Beatriz Arantes, psychologist and senior researcher at Steelcase said:
“Part of the problem of being distracted, and the solution, lies in ourselves. By changing our existing habits, we can gain more control of our brain – and our lives.
“As we become more knowledgeable about how our brain works and more attuned to the ebbs and flows of our attention, it becomes easier to recognise what our brain needs and when”.
Steelcase researchers and designers have identified three brain models and solutions that each require distinct behaviours and settings:
Focus – When we need to deeply focus on a task, it is important to avoid unwelcome distractions. Every time we switch our attention we burn through finite neutral resources and increase opportunities for the limbic system to hijack our focus. Switch off your phone, create a space that enables you to control external stimuli such as sound, sightlines, lightning and temperature to your own individual preferences.
Regenerate + Inspire – Although self-regulation is necessary for controlled attention it’s important to recognise that distractions can be an opportunity to give our brain the timeout it needs and then let our minds go where they will.
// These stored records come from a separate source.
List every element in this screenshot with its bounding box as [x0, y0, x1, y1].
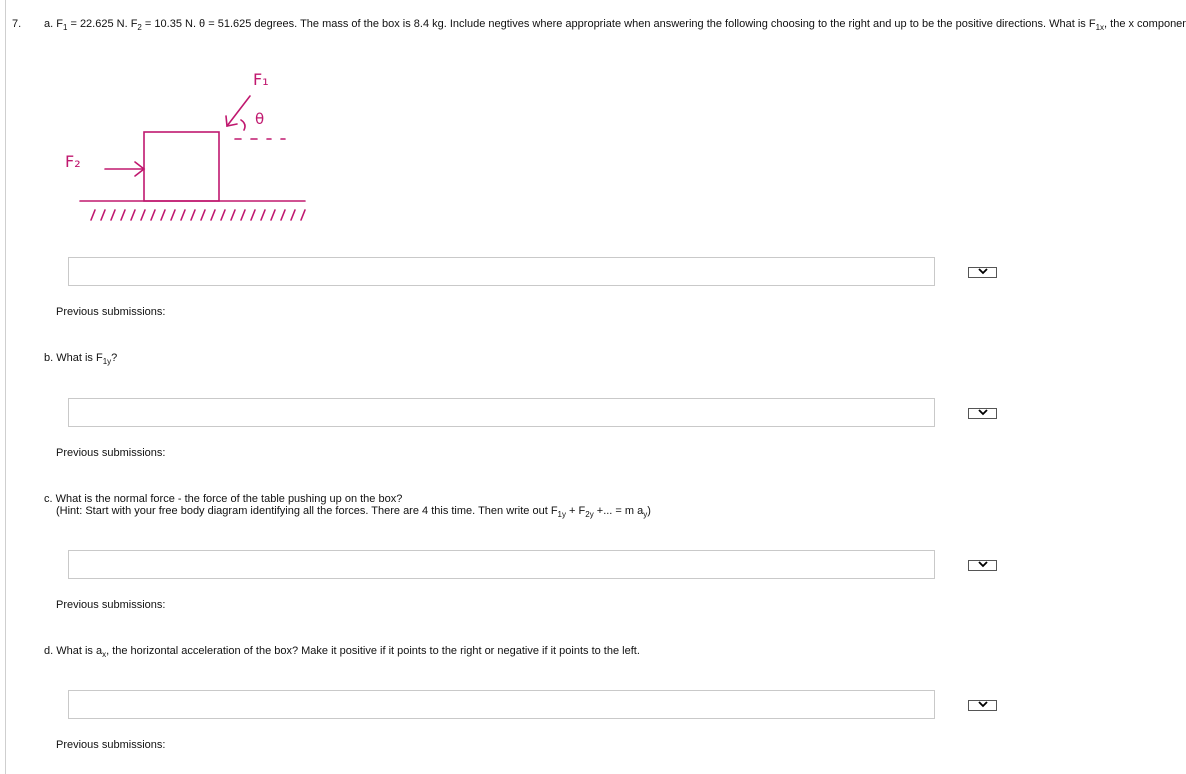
free-body-diagram: F₁ θ F₂: [55, 68, 325, 231]
f2-label: F₂: [65, 152, 81, 171]
chevron-down-icon: [978, 268, 988, 275]
previous-submissions-a[interactable]: Previous submissions:: [56, 306, 165, 318]
previous-submissions-d[interactable]: Previous submissions:: [56, 739, 165, 751]
chevron-down-icon: [978, 561, 988, 568]
answer-input-d[interactable]: [69, 691, 934, 718]
answer-input-a-wrapper: [68, 257, 935, 286]
answer-input-c[interactable]: [69, 551, 934, 578]
unit-dropdown-c[interactable]: [968, 560, 997, 571]
unit-dropdown-d[interactable]: [968, 700, 997, 711]
answer-input-b[interactable]: [69, 399, 934, 426]
f1-arrow: [225, 95, 251, 127]
part-c-text: c. What is the normal force - the force …: [44, 493, 403, 505]
previous-submissions-c[interactable]: Previous submissions:: [56, 599, 165, 611]
f2-arrow: [104, 161, 146, 177]
part-c-hint: (Hint: Start with your free body diagram…: [56, 505, 651, 519]
part-b-text: b. What is F1y?: [44, 352, 118, 366]
part-a-text: a. F1 = 22.625 N. F2 = 10.35 N. θ = 51.6…: [44, 18, 1186, 32]
answer-input-c-wrapper: [68, 550, 935, 579]
ground-hatch: [90, 209, 306, 221]
previous-submissions-b[interactable]: Previous submissions:: [56, 447, 165, 459]
f1-label: F₁: [253, 70, 269, 89]
theta-label: θ: [255, 110, 265, 128]
question-number: 7.: [12, 18, 22, 30]
chevron-down-icon: [978, 409, 988, 416]
box: [143, 131, 220, 202]
part-d-text: d. What is ax, the horizontal accelerati…: [44, 645, 640, 659]
angle-arc: [240, 119, 246, 131]
answer-input-d-wrapper: [68, 690, 935, 719]
unit-dropdown-a[interactable]: [968, 267, 997, 278]
answer-input-b-wrapper: [68, 398, 935, 427]
chevron-down-icon: [978, 701, 988, 708]
unit-dropdown-b[interactable]: [968, 408, 997, 419]
answer-input-a[interactable]: [69, 258, 934, 285]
Easy access to colleagues, nourishment and places to rest the mind can help cognitively-overwhelmed workers gain new perspective.
Activate – When we need to activate our mind, a key is to move our bodies. Although we may have learned otherwise at school, static sitting sabotages our ability to concentrate. By providing a work setting that incorporates opportunities for movement – whether a brainstorm session or a walk during a conference call, this activity refreshes the mind as well as the body.